Under 20 year olds, do you know what is going on?

pinterestKeeping up with the kids.

Here’s another point about brand building in the 21st century.  The internet means changes are immediate.  In analogue times change was slower and it was easier to keep pace.  Now it is faster and more important, and in some ways more cryptic.

Its important for anyone who is advising a brand that seeks resonance with the under 20s to know what’s going on.

Fortunately MediaCom’s Connected Kids Research has delivered a snapshot of daily life for school kids and their digital world, an insight crucial for building brands with this group.  And of course therefore for ensuring future brand resilience.

Data driven personalisation is something that teens not only expect, they welcome.  They expect communications to be bespoke and they have high expectations and swift contempt for mistakes.  In addition live TV still has a key role for them too – and is a unique way in which they can connect with friends and family.

Social media is regarded as a blessing and a curse.  The upside is that it allows teens to feel included and validated.  The downside is that it allows teens to feel excluded and pressured.  A proportion of them have taken some control of their social media usage by removing apps or setting their own limits to screen time.  According to the report the highs and the lows are magnified in teenage girls.

This is something that Edwina Dunn’s Female Lead has had a look at too and has staged an intervention.  The organisation, which is dedicated to showcasing inspirational role models for girls, conducted a trial where they encouraged teen girls to follow a more diverse set of influencers outside of the typical celebrity which is the current norm.  This in turn challenged the algorithm which meant that more diverse content was served to their apps.  The experiment succeeded in breaking open the narrow echo chamber that the girls had been boxed into which they themselves characterise as negative.

Brands clearly can have an opportunity to create distinctive memory assets amongst teens by using social media platforms for inspiration and change.
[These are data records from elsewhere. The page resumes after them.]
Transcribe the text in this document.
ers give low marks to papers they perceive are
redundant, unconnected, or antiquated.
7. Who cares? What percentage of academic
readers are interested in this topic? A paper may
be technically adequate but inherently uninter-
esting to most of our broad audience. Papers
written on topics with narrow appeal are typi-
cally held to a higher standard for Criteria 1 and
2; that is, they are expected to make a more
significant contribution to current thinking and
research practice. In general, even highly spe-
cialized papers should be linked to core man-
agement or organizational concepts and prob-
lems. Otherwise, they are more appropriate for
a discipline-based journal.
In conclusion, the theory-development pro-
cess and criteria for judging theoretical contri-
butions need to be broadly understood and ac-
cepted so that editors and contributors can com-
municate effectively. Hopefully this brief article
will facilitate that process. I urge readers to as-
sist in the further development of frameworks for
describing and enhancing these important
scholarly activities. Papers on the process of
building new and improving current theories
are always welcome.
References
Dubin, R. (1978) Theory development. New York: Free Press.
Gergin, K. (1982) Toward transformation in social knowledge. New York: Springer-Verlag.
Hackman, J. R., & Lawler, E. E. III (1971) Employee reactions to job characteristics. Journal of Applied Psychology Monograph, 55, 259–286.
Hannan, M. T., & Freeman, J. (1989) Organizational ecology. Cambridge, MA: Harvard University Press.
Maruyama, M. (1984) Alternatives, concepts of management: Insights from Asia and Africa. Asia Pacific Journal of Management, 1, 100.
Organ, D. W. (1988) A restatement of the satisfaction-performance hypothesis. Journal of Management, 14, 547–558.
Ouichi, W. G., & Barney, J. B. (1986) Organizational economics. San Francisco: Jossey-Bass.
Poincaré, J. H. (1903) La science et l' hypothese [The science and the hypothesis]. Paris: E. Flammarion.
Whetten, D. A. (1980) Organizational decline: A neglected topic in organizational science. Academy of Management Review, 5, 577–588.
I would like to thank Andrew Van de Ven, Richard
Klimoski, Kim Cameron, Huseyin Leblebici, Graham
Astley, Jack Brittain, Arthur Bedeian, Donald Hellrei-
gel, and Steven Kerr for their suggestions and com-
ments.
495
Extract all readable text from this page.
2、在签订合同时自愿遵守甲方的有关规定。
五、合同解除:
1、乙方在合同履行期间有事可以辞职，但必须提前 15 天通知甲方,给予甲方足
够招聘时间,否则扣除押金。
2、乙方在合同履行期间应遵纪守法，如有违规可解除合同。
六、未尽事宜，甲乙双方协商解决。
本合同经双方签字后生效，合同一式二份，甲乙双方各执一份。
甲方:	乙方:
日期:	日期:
Language itself is changing too.  Linguist Gretchen McCulloch has highlighted the fluidity of the new language norms in her book “Because Internet, understanding how language is changing.”   There are rules to language online, but they are constantly evolving and to be fluent a brand must stay up to date.  She’s a fan (as am I) of emojis, claiming that formal writing “lacks the physicality of speech, where so much communication stems from our facial expressions and our gestures.  Emojis fill this void by restoring out bodies to our writing.  Think of the thumbs up or the tears of joy; they project part of a virtual body” writes Sunday Times Culture reviewer Rosamund Urwin.  Or in other words you can let people know when you’re telling a joke over email 😊.

The 47,000 Inuit who live in Canada have only just agreed on a single writing system.  Until now they have had 9 different systems, invented in the 18th century, some with symbols (syllabics) rather than the roman alphabet.  It took a task force 8 years to agree on the system.   Some of the region’s biggest advertisers will however continue to use syllabics as well as the official writing.  The pace of change in the Arctic is icily slow.  In contrast it is more essential than ever to stay on point for communicating with teens in the UK.